The life of the deep Orson Welles nerd is riddled with redundancy. Though there is a library full of secondary source material to complement the relatively few films the great master actually finished, the books and documentaries tend to spin the same yarn: Boy genius rides the astonishing success of the War of the Worlds radio broadcast into the sweetest Hollywood contract of all time, makes the greatest film anyone has ever seen (Citizen Kane), then spends the next 50 years languishing on the cloudy borderline between the purgatory of self-sabotage and the hell of thwarted promise.

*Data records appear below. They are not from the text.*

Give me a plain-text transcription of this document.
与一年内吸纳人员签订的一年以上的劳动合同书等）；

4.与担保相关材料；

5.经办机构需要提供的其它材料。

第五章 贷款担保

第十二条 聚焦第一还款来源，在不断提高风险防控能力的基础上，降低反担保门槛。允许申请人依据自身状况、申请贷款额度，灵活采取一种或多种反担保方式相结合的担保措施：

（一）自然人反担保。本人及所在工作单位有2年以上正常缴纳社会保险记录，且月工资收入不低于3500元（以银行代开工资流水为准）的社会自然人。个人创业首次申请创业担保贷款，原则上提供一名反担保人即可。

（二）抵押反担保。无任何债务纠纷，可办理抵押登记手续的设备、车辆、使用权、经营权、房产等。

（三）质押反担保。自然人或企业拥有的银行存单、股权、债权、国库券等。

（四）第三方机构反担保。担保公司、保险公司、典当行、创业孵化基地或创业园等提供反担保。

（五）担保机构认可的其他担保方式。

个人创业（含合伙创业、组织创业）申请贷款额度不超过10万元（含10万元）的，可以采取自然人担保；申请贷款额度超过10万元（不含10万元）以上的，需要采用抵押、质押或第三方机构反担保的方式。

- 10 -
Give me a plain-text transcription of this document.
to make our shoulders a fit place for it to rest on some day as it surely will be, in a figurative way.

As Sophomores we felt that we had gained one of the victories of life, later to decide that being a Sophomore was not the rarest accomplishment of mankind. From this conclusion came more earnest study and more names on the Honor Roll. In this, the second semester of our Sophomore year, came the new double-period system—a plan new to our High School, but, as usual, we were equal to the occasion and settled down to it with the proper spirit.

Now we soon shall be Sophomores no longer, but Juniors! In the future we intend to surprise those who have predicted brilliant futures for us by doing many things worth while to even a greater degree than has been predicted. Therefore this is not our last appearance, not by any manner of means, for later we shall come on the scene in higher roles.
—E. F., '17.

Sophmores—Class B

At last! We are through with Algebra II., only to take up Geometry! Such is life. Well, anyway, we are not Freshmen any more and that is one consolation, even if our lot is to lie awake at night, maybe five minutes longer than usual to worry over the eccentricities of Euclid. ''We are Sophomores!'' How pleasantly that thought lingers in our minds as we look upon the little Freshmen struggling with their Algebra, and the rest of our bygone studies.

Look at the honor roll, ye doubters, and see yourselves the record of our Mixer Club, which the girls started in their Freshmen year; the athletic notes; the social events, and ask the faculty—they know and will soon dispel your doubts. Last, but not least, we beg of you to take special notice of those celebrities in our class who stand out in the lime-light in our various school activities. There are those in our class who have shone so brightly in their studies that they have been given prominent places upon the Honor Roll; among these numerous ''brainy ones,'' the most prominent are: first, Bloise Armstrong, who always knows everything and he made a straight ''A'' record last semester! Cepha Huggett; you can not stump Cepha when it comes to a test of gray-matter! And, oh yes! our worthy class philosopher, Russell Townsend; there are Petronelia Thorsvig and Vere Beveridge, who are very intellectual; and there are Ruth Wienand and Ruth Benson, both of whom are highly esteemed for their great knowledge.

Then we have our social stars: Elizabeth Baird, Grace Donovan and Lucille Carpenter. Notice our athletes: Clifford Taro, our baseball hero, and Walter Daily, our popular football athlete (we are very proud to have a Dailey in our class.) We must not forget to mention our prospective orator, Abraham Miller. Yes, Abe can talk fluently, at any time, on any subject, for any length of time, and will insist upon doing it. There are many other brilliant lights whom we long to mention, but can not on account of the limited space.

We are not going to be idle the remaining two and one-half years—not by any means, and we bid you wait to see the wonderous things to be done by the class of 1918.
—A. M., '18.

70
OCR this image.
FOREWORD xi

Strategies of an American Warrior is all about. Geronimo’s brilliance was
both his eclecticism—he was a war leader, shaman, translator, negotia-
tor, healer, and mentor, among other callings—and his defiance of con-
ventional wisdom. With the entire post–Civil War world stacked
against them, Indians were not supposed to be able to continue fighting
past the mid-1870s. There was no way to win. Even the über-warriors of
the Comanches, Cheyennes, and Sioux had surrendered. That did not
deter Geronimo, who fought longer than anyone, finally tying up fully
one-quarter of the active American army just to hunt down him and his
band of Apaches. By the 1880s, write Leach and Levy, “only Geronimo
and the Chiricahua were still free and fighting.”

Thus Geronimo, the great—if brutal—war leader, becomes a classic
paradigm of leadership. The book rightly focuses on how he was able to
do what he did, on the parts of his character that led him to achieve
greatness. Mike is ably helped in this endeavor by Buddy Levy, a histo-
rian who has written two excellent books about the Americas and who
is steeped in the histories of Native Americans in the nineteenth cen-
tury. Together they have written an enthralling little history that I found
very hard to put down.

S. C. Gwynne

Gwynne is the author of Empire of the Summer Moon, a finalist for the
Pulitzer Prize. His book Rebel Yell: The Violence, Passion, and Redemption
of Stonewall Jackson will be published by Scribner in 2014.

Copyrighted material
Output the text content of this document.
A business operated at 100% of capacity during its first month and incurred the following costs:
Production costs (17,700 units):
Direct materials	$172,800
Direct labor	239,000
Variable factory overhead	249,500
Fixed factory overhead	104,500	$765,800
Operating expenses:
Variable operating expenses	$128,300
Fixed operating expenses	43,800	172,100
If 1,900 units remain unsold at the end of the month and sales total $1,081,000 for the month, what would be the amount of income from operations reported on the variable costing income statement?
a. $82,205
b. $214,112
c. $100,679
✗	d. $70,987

It would be something if the documentary Magician: The Astonishing Life & Work of Orson Welles had some new information to bestow on the faithful legion of Wellesophiles—a frame or two of the original Magnificent Ambersons ending, a secret film of The Cradle Will Rock, a wire recording of him arguing with Herman Mankiewicz and John Houseman—but at this point, the vaults have been pretty well raided. That leaves the job of assembling a definitive telling of the Welles legend, with dissenting views intact, so that future generations too lazy to read biographies can be disabused of the notion that one of the truly fascinating artists of the 20th century was just a fat old drunk barking abuse at frozen pea commercial writers on YouTube. Documentarian Chuck Workman—whose excellent films Superstar and The Source performed similar services for Andy Warhol and Jack Kerouac—rises to that challenge admirably, providing a reverent but not uncritical history of Welles's life and work. There is fantastic footage, including film clips of his infamous Mercury stage productions—Macbeth with an all-black cast and Julius Caesar in fascist regalia—and sharp commentary.
Every Welles story asks the same question: Why did this brilliant maker spend so many dissolute years almost-but-not-quite getting it together for one last triumph? They also tend to offer the same stock answers—art versus commerce, the curse of early success, Hollywood's contempt for genius. Though Magician does make the dubious case that Chimes at Midnight was just such a late-stage masterpiece, its greatest trick lies in showing the how, and letting you speculate on the why. Workman focuses on the work but leaves plenty of room for Welles's human dimension, his peculiar gift for the kind of self-effacement only a pure narcissist can master, and revels in the enduring pleasure of his incredible, deathless voice.